O conselho municipal de La Puebla de Montalbán, uma pequena cidade na província de Toledo, na Espanha, deu o sinal verde para um movimento longamente planejado: solicitar ao governo central o selo de Festa de Interesse Turístico Nacional para o seu Festival Celestina. A aprovação, que segundo a Forbes España culmina um esforço de mais de três anos e quatro tentativas de votação, ocorre durante a 28ª edição do evento, que celebra o legado literário de Fernando de Rojas, autor de "A Celestina" e filho ilustre da cidade.

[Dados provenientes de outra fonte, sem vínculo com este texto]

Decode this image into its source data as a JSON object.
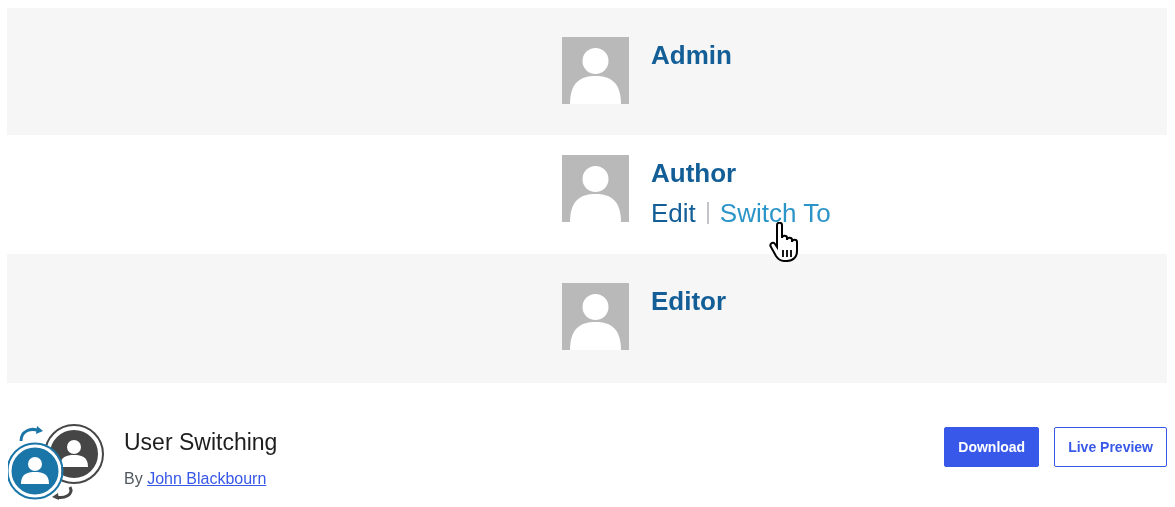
{
  "banner": {
    "users": [
      {
        "name": "Admin"
      },
      {
        "name": "Author",
        "actions": [
          {
            "label": "Edit",
            "kind": "edit"
          },
          {
            "label": "Switch To",
            "kind": "switch"
          }
        ]
      },
      {
        "name": "Editor"
      }
    ]
  },
  "plugin": {
    "title": "User Switching",
    "by": "By",
    "author": "John Blackbourn",
    "buttons": [
      {
        "label": "Download",
        "kind": "primary"
      },
      {
        "label": "Live Preview",
        "kind": "secondary"
      }
    ]
  }
}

À primeira vista, a notícia pode parecer uma formalidade paroquial. No entanto, ela encapsula uma tese poderosa sobre desenvolvimento regional: a conversão deliberada de patrimônio cultural em um ativo econômico estratégico. O que La Puebla de Montalbán está fazendo é tentar formalizar e escalar o impacto de um evento que cresceu organicamente, com base na paixão de mais de 150 voluntários, para transformá-lo em um motor para a economia local. É uma jornada com paralelos e lições valiosas para inúmeros municípios brasileiros, ricos em cultura mas carentes de estratégia.

A economia da tradição

A busca pelo selo nacional não é um fim em si, mas um meio. Para a prefeita Soledad de Frutos, o festival "chegou a um ponto em que precisa avançar". Essa declaração revela a transição de um projeto de paixão para uma política de desenvolvimento. O selo funciona como uma alavanca que destrava acesso a canais de promoção mais amplos, atrai um turismo de maior qualidade e, potencialmente, novas fontes de financiamento. É o reconhecimento de que, após 28 anos, o valor cultural do festival precisa ser traduzido em valor econômico mensurável.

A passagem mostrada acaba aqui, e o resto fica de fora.